While Act II contains the bulk of the fantastic character scenes in which this cast truly shined, it also tends to drag under the weight of mishmash historical events and increasingly philosophical dialogue that sometimes feels too hamfisted to be successful. I think the script actually benefited from the reading-style production in this respect; dialogue that felt too heavy or when spoken on stage seems to flow better when all we have is an intimate shoulders-up view.
The final scenes of Marie Antoinette in prison with only another character (a Revolutionary, a Sheep, and a dream sequence Fersen, in that order) are the most cerebral and contain some of Adjmi's best dialogue.
Solitude in prison makes Marie chatty, thoughtful, desperate. Ireland plays off well against Pullen's fervent Revolutionary, Greenspan's bizarre and eventually nightmarish sheep, and Stack's deceptively pitying dream!Fersen/Executioner.
It's in these final scenes that the play's call to action hits home.
Does it matter that Marie longs nostalgically for the whimsical version of her childhood home? Does it matter that she was neglected by her mother and married off at 14? Does it matter that Marie feels trapped, pressured, caged in by the world that has made her?
In one of the play's last scenes, in which the Revolutionary is cutting her hair in preparation for her execution, he tells the now captive former queen, who is complaining about lice and scissor cuts on her scalp:
"Poor thing. You act like everything's hurt you and everyone's used you and you're just some sweet sunburnt girl at the beach. You won't look at reality."
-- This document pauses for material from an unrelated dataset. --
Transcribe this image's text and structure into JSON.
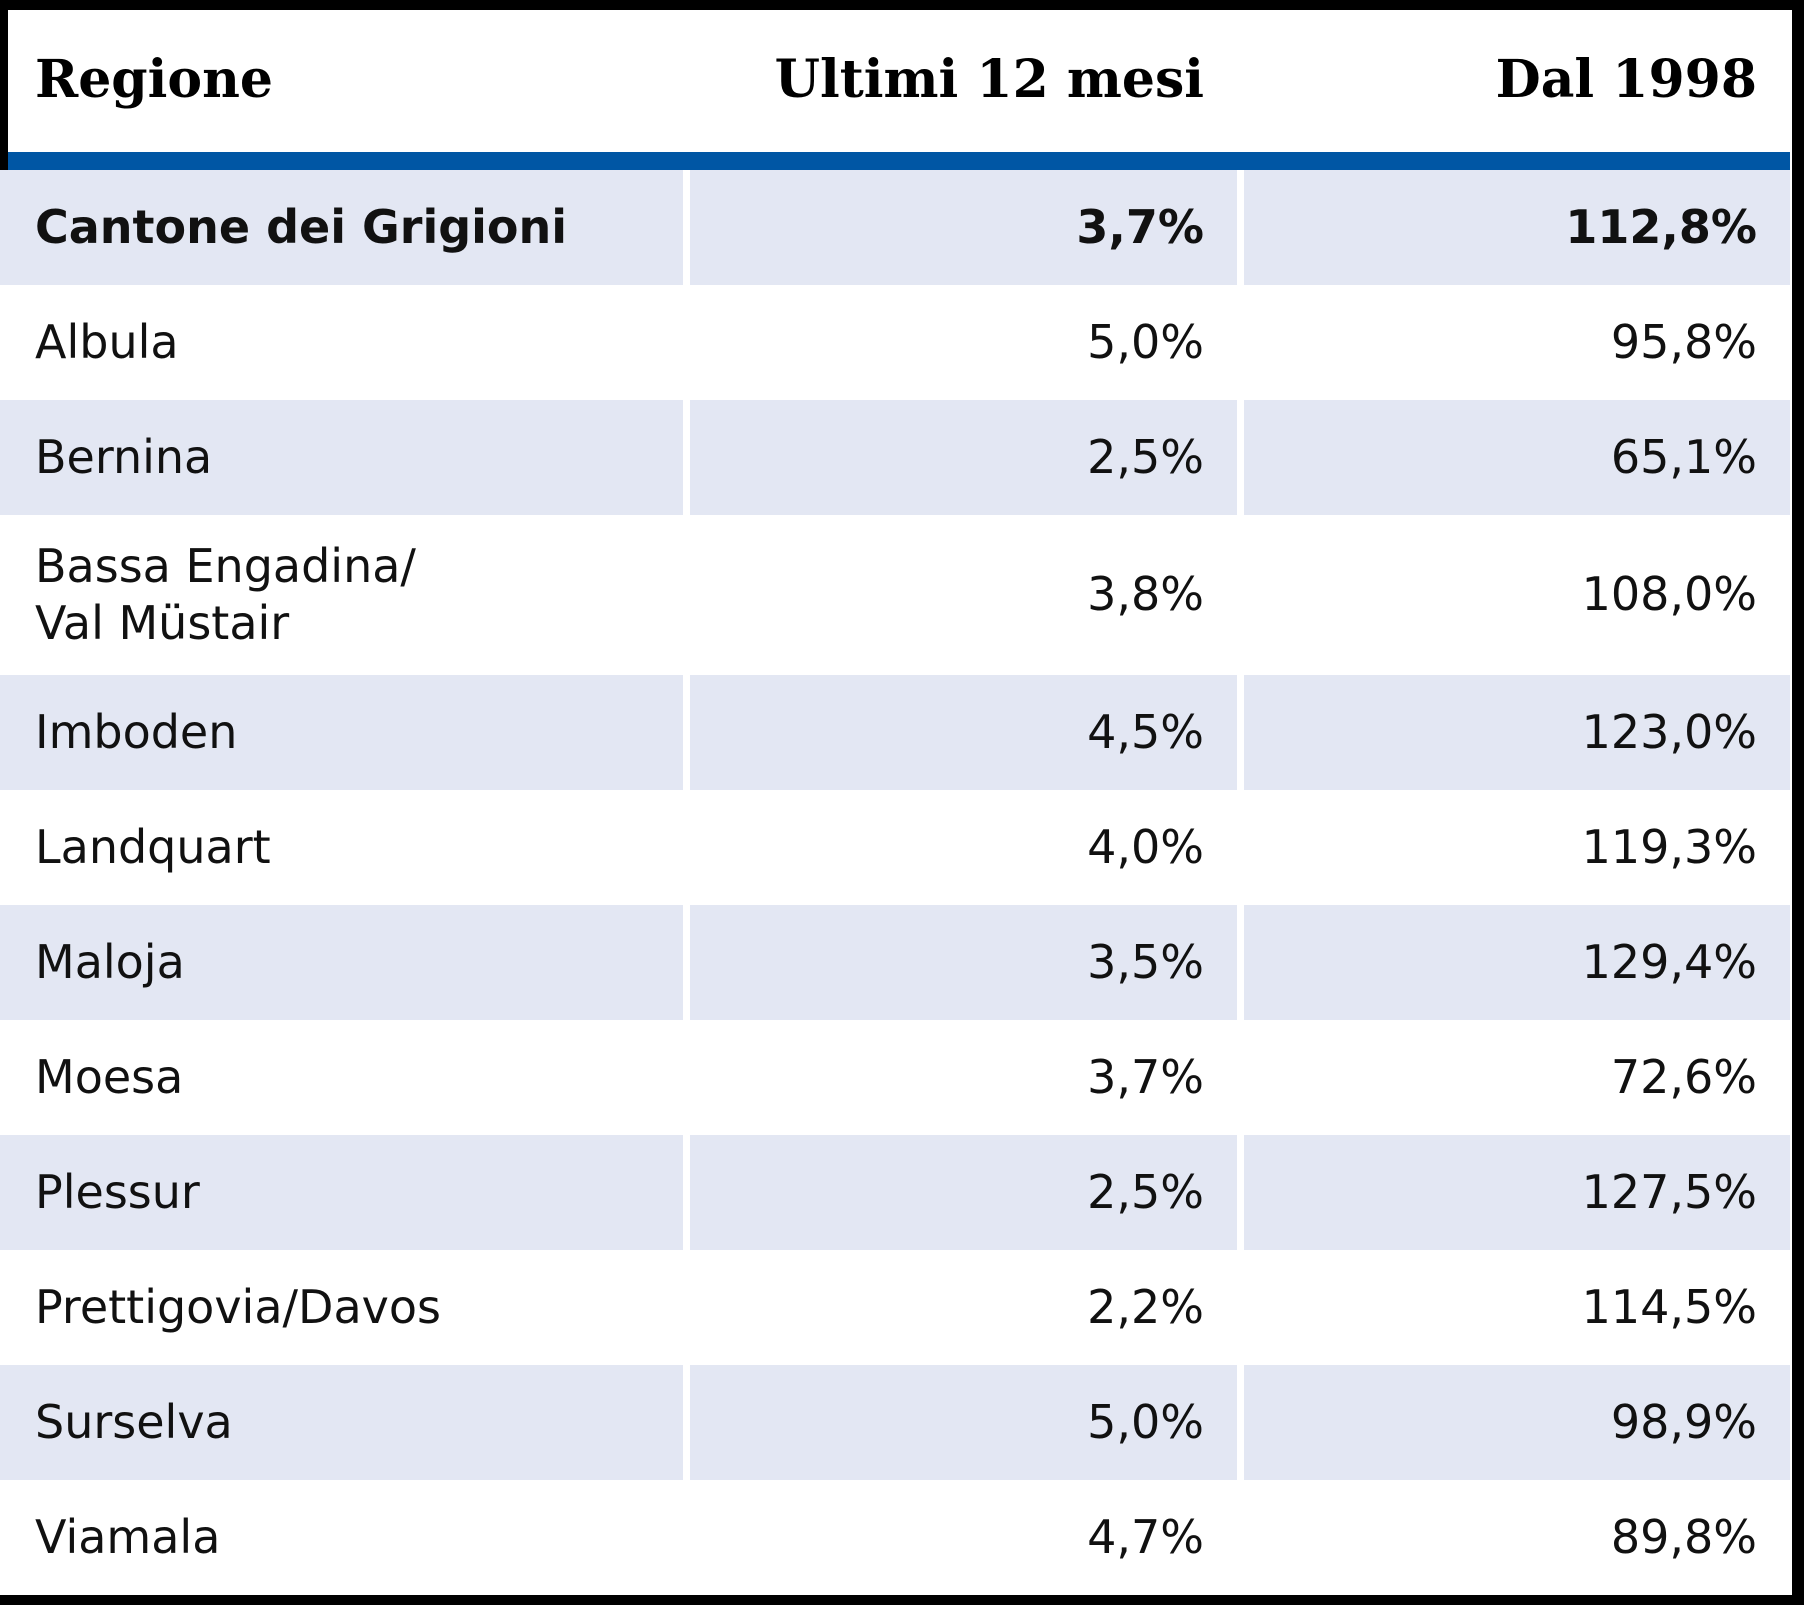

The line is both a metaphor for Marie's obliviousness throughout the play (she complains about a gilded cage, while others tell her people are starving) and a meta take on the Marie Antoinette mythos itself, where the titular queen is often painted in pastel colors while the political realities underneath are ignored or glossed over.
"I wasn't raised," Marie desperately tells the Revolutionary towards the end of the play in a bid to make him understand her, as much as it is an last-ditch attempt to understand herself--and as much as it is directed towards the audience, letting us know that Marie is not a fully realized being.
"I was built."
Marie Antoinette is available on demand through August 9th.